Spiro and her husband, Rabbi Solomon Spiro, were inspired to build the first garden when they stepped off an elevator at the Princess Margaret and beheld a vast rooftop on the 16th floor. Designated as garden space, budgetary restraints had left it covered in gravel instead. “That night,” Spiro recalls, “Sol said, ‘I would love to build that garden.’”
They never considered anyone but landscape architect Neil Turnbull, who had designed the small plot they delighted in off their breakfast room. He understood a garden’s power to comfort. His elder daughter, now 32, had been diagnosed with a brain tumour at the age of eight and had had months of treatment at Toronto’s Hospital for Sick Children, deep in the city’s busy core. “You’re kind of trapped with doctor’s appointments,” Turnbull recalls. “We tried to spend as much time in natural places as we could, but in reality, we had to be on call all the time. Had we had a garden … it would have been a lovely place to sit and catch up.”
The Princess Margaret Centre’s 8,000-square foot Max Tanenbaum Garden honouring Tauba Spiro’s father opened in 1999. Everything, including tons of soil, had to travel up in passenger elevators before the hospital opened at 8 a.m. The hexagonal planters and diamond-shaped decking of ipe, a Brazilian hardwood, were cut and fitted at Turnbull’s Hedgerow Farm, near Sunderland, Ont., over 17 months and assembled in four months on site.
Ron and Lynda Baird created the Chapel structure, three stainless steel chain-mail roofs inspired by the form of the datura flower. Cloud-like billows of stainless steel disks form a pavilion (added in 2000) that keeps rain off and provides shade for cancer patients, who are acutely susceptible to sunlight. Open annually from April 1 to Nov. 30, it’s popular with staff, visitors and patients. It’s also where you’ll find Tauba Spiro listening to cool Jazz for the Soul at noon on Fridays during the summer, a music program she initiated.

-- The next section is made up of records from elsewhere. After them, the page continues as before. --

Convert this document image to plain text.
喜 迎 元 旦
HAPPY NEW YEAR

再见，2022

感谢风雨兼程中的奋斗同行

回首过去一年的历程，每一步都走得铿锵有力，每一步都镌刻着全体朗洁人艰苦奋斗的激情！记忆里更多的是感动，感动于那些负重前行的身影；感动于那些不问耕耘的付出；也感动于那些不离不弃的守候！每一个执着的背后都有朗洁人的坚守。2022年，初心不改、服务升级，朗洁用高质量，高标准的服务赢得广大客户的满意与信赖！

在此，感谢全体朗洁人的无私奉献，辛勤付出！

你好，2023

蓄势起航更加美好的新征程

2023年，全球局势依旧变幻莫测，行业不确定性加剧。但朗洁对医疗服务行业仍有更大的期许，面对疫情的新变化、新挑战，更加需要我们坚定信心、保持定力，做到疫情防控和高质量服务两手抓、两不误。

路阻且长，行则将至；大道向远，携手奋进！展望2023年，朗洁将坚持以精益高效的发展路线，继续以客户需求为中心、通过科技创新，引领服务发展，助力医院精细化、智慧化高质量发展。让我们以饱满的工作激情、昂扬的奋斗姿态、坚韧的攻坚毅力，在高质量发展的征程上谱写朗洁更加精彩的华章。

Turnbull’s crew buzzes in three times a year with new plants. “I think it’s a celebration of life,” Turnbull says. “Peonies, when they bloom are a celebration. In springtime, we fill the beds up with minor bulbs like grape hyacinths and thousands of little violets and various forms of Johnny-jump-ups and pansies.

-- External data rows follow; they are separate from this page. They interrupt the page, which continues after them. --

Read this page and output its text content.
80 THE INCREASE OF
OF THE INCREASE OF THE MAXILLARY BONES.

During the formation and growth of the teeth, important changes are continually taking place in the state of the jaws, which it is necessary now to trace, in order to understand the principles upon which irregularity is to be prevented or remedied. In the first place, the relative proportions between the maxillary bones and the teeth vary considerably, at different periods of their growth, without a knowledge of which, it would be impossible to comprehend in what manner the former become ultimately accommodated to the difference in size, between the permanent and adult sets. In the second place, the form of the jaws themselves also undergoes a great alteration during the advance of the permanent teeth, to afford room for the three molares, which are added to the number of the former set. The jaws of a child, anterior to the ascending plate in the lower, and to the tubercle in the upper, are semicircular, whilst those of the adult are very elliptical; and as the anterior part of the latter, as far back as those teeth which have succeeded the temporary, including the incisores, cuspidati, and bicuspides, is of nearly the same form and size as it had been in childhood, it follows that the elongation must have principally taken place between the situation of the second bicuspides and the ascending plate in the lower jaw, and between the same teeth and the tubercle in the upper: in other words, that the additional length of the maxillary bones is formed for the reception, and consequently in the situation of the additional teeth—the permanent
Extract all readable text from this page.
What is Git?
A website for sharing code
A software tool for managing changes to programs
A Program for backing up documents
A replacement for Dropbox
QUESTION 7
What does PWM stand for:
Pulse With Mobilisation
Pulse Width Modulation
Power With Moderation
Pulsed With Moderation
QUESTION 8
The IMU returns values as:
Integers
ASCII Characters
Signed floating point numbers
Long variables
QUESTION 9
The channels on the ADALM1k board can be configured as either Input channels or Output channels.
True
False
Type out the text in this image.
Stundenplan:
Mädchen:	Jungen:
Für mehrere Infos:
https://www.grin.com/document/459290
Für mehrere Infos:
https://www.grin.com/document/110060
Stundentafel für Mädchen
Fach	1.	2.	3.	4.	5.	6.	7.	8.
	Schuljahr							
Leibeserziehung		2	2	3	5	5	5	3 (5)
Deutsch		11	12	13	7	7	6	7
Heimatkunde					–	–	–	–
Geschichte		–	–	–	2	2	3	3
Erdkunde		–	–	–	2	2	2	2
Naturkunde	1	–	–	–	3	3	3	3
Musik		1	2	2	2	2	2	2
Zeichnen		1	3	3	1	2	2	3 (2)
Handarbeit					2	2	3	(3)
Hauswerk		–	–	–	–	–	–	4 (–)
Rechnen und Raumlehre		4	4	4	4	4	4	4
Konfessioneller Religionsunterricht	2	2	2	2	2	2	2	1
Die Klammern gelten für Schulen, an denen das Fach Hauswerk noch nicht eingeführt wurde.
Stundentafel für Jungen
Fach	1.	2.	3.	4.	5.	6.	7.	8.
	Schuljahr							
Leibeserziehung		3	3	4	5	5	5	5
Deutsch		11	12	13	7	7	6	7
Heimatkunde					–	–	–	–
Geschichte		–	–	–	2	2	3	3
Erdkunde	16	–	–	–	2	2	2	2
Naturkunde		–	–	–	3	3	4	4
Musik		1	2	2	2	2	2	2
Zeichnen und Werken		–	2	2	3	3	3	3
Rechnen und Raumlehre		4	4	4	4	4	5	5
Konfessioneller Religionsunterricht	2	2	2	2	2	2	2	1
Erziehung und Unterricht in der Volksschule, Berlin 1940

There’s always something about spring flowers that gets to you,” he smiles. In winter, the Hedgerow crew fills planters with displays of evergreens and colourful boughs brought from the farm. Add snow, and the space becomes a sculpture garden. Spiro points out that the palliative care windows overlook the garden.
Patients, she says, “feel there’s something special for them and their families. It always looks nice.”
DESIGNED FOR HEALTH
Right from the get-go, Toronto’s new Bridgepoint Active Healthcare – built to replace the tired original hospital beside it – aimed to go green to optimize patient health. Here, nature isn’t an add-on. Marian Walsh, president and CEO of the hospital, stresses, “We want people to benefit from the healing effects of nature, not to feel isolated by their health problems. Nothing here is accidental or ornamental. It all has a meaning: to call people to life.”

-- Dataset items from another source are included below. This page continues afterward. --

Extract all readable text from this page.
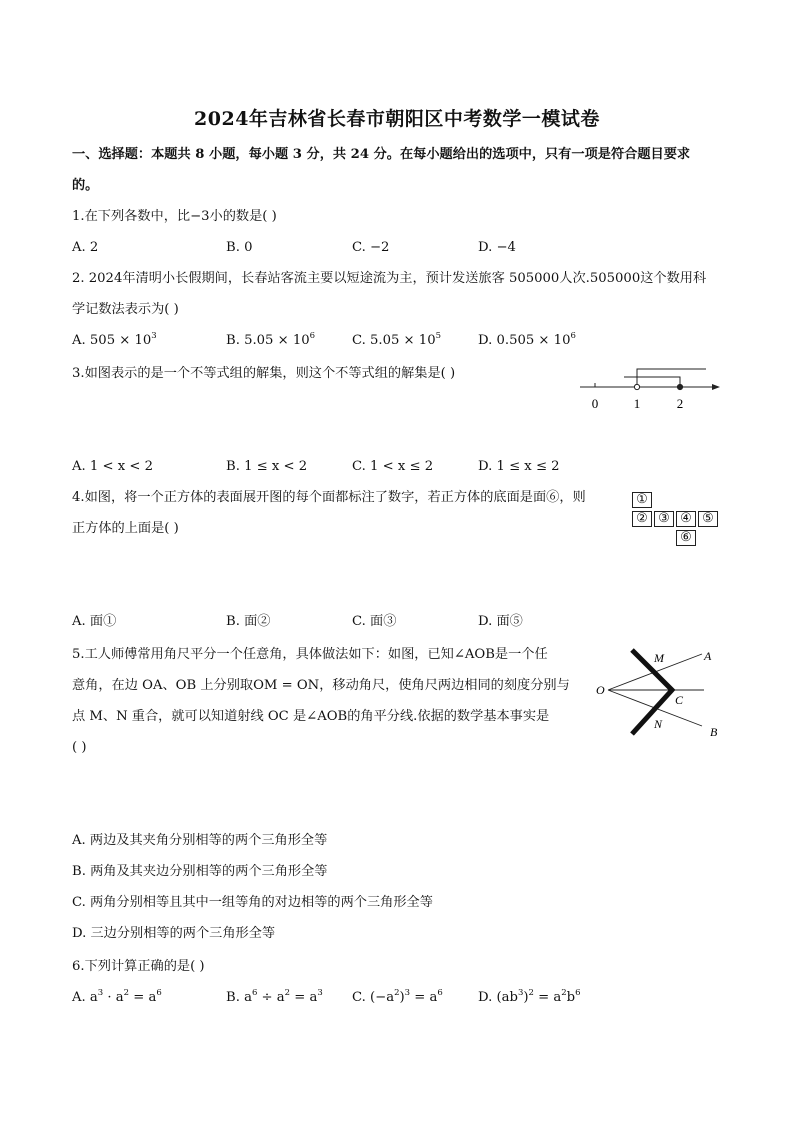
2024年吉林省长春市朝阳区中考数学一模试卷
一、选择题：本题共 8 小题，每小题 3 分，共 24 分。在每小题给出的选项中，只有一项是符合题目要求
的。
1.在下列各数中，比−3小的数是( )
A. 2	B. 0	C. −2	D. −4
2. 2024年清明小长假期间，长春站客流主要以短途流为主，预计发送旅客 505000人次.505000这个数用科
学记数法表示为( )
A. $505 \times 10^3$	B. $5.05 \times 10^6$	C. $5.05 \times 10^5$	D. $0.505 \times 10^6$
3.如图表示的是一个不等式组的解集，则这个不等式组的解集是( )
0	1	2
A. 1 < x < 2	B. 1 ≤ x < 2	C. 1 < x ≤ 2	D. 1 ≤ x ≤ 2
4.如图，将一个正方体的表面展开图的每个面都标注了数字，若正方体的底面是面⑥，则
正方体的上面是( )
①
② ③ ④ ⑤
⑥
A. 面①	B. 面②	C. 面③	D. 面⑤
5.工人师傅常用角尺平分一个任意角，具体做法如下：如图，已知∠AOB是一个任
意角，在边 OA、OB 上分别取OM = ON，移动角尺，使角尺两边相同的刻度分别与
点 M、N 重合，就可以知道射线 OC 是∠AOB的角平分线.依据的数学基本事实是
( )
M	A
O
C
N
B
A. 两边及其夹角分别相等的两个三角形全等
B. 两角及其夹边分别相等的两个三角形全等
C. 两角分别相等且其中一组等角的对边相等的两个三角形全等
D. 三边分别相等的两个三角形全等
6.下列计算正确的是( )
A. $a^3 \cdot a^2 = a^6$	B. $a^6 \div a^2 = a^3$ C. $(-a^2)^3 = a^6$	D. $(ab^3)^2 = a^2b^6$
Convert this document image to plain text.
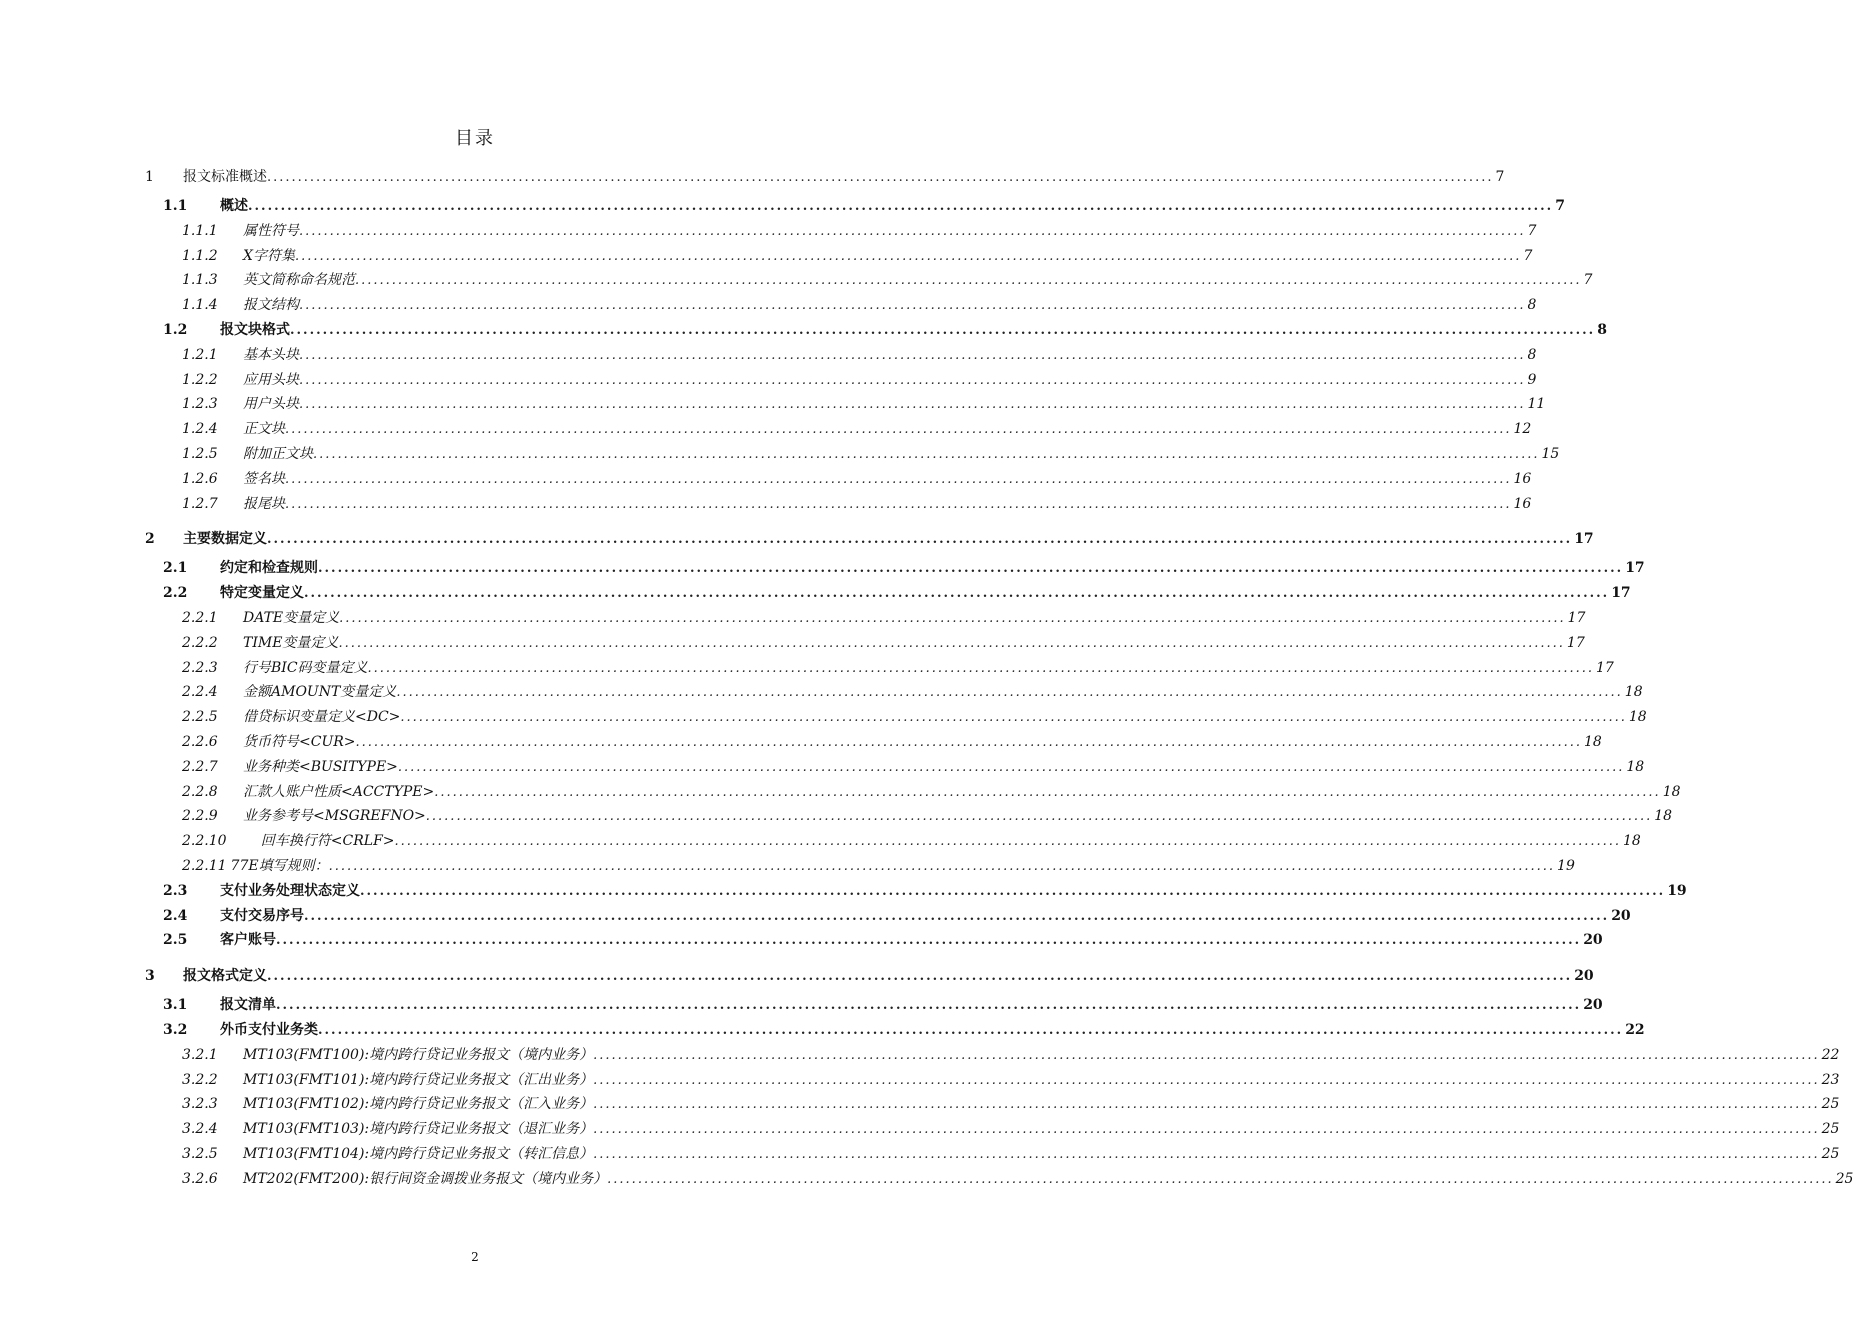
目录
1	报文标准概述 ........................................................................................................................................................................................................ 7
1.1	概述 ........................................................................................................................................................................................................ 7
1.1.1	属性符号 ........................................................................................................................................................................................................ 7
1.1.2	X字符集 ........................................................................................................................................................................................................ 7
1.1.3	英文简称命名规范 ........................................................................................................................................................................................................ 7
1.1.4	报文结构 ........................................................................................................................................................................................................ 8
1.2	报文块格式 ........................................................................................................................................................................................................ 8
1.2.1	基本头块 ........................................................................................................................................................................................................ 8
1.2.2	应用头块 ........................................................................................................................................................................................................ 9
1.2.3	用户头块 ........................................................................................................................................................................................................ 11
1.2.4	正文块 ........................................................................................................................................................................................................ 12
1.2.5	附加正文块 ........................................................................................................................................................................................................ 15
1.2.6	签名块 ........................................................................................................................................................................................................ 16
1.2.7	报尾块 ........................................................................................................................................................................................................ 16
2	主要数据定义 ........................................................................................................................................................................................................ 17
2.1	约定和检查规则 ........................................................................................................................................................................................................ 17
2.2	特定变量定义 ........................................................................................................................................................................................................ 17
2.2.1	DATE变量定义 ........................................................................................................................................................................................................ 17
2.2.2	TIME变量定义 ........................................................................................................................................................................................................ 17
2.2.3	行号BIC码变量定义 ........................................................................................................................................................................................................ 17
2.2.4	金额AMOUNT变量定义 ........................................................................................................................................................................................................ 18
2.2.5	借贷标识变量定义<DC> ........................................................................................................................................................................................................ 18
2.2.6	货币符号<CUR> ........................................................................................................................................................................................................ 18
2.2.7	业务种类<BUSITYPE> ........................................................................................................................................................................................................ 18
2.2.8	汇款人账户性质<ACCTYPE> ........................................................................................................................................................................................................ 18
2.2.9	业务参考号<MSGREFNO> ........................................................................................................................................................................................................ 18
2.2.10	回车换行符<CRLF> ........................................................................................................................................................................................................ 18
2.2.11 77E填写规则： ........................................................................................................................................................................................................ 19
2.3	支付业务处理状态定义 ........................................................................................................................................................................................................ 19
2.4	支付交易序号 ........................................................................................................................................................................................................ 20
2.5	客户账号 ........................................................................................................................................................................................................ 20
3	报文格式定义 ........................................................................................................................................................................................................ 20
3.1	报文清单 ........................................................................................................................................................................................................ 20
3.2	外币支付业务类 ........................................................................................................................................................................................................ 22
3.2.1	MT103(FMT100):境内跨行贷记业务报文（境内业务） ........................................................................................................................................................................................................ 22
3.2.2	MT103(FMT101):境内跨行贷记业务报文（汇出业务） ........................................................................................................................................................................................................ 23
3.2.3	MT103(FMT102):境内跨行贷记业务报文（汇入业务） ........................................................................................................................................................................................................ 25
3.2.4	MT103(FMT103):境内跨行贷记业务报文（退汇业务） ........................................................................................................................................................................................................ 25
3.2.5	MT103(FMT104):境内跨行贷记业务报文（转汇信息） ........................................................................................................................................................................................................ 25
3.2.6	MT202(FMT200):银行间资金调拨业务报文（境内业务） ........................................................................................................................................................................................................ 25
2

Rooms allow each patient to see sky, parkland or the broad Don Valley. They can also walk or be wheeled on an outdoor labyrinth, a site for quiet contemplation based on one at the medieval Chartres Cathedral in France. Its path mirrors a journey to one’s core and subsequent return to the world. The heart soars with the expanse of sky visible from the 10th-floor Harold Ballard Foundation Garden. Glazed windscreens and a wooden canopy offer shelter, but patients gain exercise by walking its rooftop path.